LE PISTE: Al vaglio degli inquirenti le trasferte della coppia in Svizzera, l’ipotesi è che i viaggi potessero essere legati al mondo degli anabolizzanti o ad interessi economici. Sul profilo facebook della donna è apparsa una minaccia scritta da un 20enne kosovaro che ha scritto: “Ti sta bene, così non vai più in discoteca”. Un aspetto che stanno vagliando però, è quello che il giovane possa aver visto o sentito qualcosa che  ha compromesso definitivamente la sua vita e quella della sua compagna. Tale ipotesi potrebbe risultare attendibile poiché la ragazza poco prima si era recata in quel luogo e aveva parcheggiato lì. Ciò dimostra che se l’assassino aveva come obiettivo la donna, avrebbe potuto agire nel momento in cui lei era più vulnerabile.

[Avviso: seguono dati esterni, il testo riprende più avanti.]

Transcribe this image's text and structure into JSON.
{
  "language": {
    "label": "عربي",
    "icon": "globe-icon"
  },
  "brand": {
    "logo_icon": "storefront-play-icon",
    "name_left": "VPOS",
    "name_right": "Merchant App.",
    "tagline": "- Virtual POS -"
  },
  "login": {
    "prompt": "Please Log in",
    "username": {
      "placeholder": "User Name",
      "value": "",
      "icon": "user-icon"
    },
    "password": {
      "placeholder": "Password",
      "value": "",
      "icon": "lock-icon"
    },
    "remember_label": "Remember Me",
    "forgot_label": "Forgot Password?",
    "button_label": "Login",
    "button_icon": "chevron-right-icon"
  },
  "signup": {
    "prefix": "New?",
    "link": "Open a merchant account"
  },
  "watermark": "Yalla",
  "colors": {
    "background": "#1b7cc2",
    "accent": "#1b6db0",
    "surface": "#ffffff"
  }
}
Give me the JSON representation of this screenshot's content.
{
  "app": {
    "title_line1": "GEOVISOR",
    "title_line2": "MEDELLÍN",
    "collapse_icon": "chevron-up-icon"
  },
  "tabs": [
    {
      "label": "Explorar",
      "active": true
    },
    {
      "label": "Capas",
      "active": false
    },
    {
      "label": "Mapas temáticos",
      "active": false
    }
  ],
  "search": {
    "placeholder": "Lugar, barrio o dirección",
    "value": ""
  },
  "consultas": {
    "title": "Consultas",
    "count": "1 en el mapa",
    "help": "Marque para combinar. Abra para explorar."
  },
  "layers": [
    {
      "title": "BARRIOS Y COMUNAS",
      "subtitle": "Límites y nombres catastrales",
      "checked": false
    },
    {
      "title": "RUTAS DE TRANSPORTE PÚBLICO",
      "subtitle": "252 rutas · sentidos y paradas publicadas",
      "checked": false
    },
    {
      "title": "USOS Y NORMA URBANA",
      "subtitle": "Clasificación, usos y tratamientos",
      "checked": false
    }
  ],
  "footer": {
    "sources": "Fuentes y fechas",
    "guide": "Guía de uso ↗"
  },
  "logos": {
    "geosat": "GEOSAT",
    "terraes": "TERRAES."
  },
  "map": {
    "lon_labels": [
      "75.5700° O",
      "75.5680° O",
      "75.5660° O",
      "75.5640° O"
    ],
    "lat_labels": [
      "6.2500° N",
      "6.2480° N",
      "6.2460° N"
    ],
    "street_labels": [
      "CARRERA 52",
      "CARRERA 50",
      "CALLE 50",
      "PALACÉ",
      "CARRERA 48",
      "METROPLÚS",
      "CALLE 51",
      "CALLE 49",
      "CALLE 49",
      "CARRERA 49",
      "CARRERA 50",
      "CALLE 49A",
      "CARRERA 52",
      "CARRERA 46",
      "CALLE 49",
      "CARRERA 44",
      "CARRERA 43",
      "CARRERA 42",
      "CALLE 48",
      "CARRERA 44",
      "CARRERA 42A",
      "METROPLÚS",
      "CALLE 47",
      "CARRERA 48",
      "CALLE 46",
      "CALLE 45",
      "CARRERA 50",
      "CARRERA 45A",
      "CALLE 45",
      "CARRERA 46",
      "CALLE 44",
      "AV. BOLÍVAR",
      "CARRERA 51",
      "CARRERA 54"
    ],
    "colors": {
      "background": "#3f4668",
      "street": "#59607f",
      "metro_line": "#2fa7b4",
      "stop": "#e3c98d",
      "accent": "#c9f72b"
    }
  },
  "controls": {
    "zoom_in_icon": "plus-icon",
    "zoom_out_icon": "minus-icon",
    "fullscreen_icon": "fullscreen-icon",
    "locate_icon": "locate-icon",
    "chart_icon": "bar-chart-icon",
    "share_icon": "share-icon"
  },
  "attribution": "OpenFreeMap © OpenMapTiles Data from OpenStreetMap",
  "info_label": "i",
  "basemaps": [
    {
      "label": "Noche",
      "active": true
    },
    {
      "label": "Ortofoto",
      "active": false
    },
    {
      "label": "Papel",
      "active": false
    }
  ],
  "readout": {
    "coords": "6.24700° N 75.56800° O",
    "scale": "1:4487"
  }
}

La pista passionale è sotto la lente d’ingrandimento, si sta analizzando anche il passato delle vittime, dove è emerso che Teresa faceva la cubista e/o ragazza immagine con lo pseudonimo di “Greta”. I due ragazzi erano frequentatori di locali notturni, da quanto emerso. Al setaccio vi sono le email e gli sms dei ragazzi per constatare la presenza o meno di qualcosa di anomalo. La pista mafiosa è stata ipotizata perché lo zio di Teresa Costanza, Antonio Costanza (zio del padre), nel 1995 era sparito, vittima di lupara bianca. I pentiti, in merito alla scomparsa dell’uomo hanno detto che fu ucciso e sepolto in un terreno di Campofranco. La sua morte sarebbe stata decisa da Cosa Nostra perché il soggetto fu indicato come spia che indicava agli investigatori il nascondiglio del boss.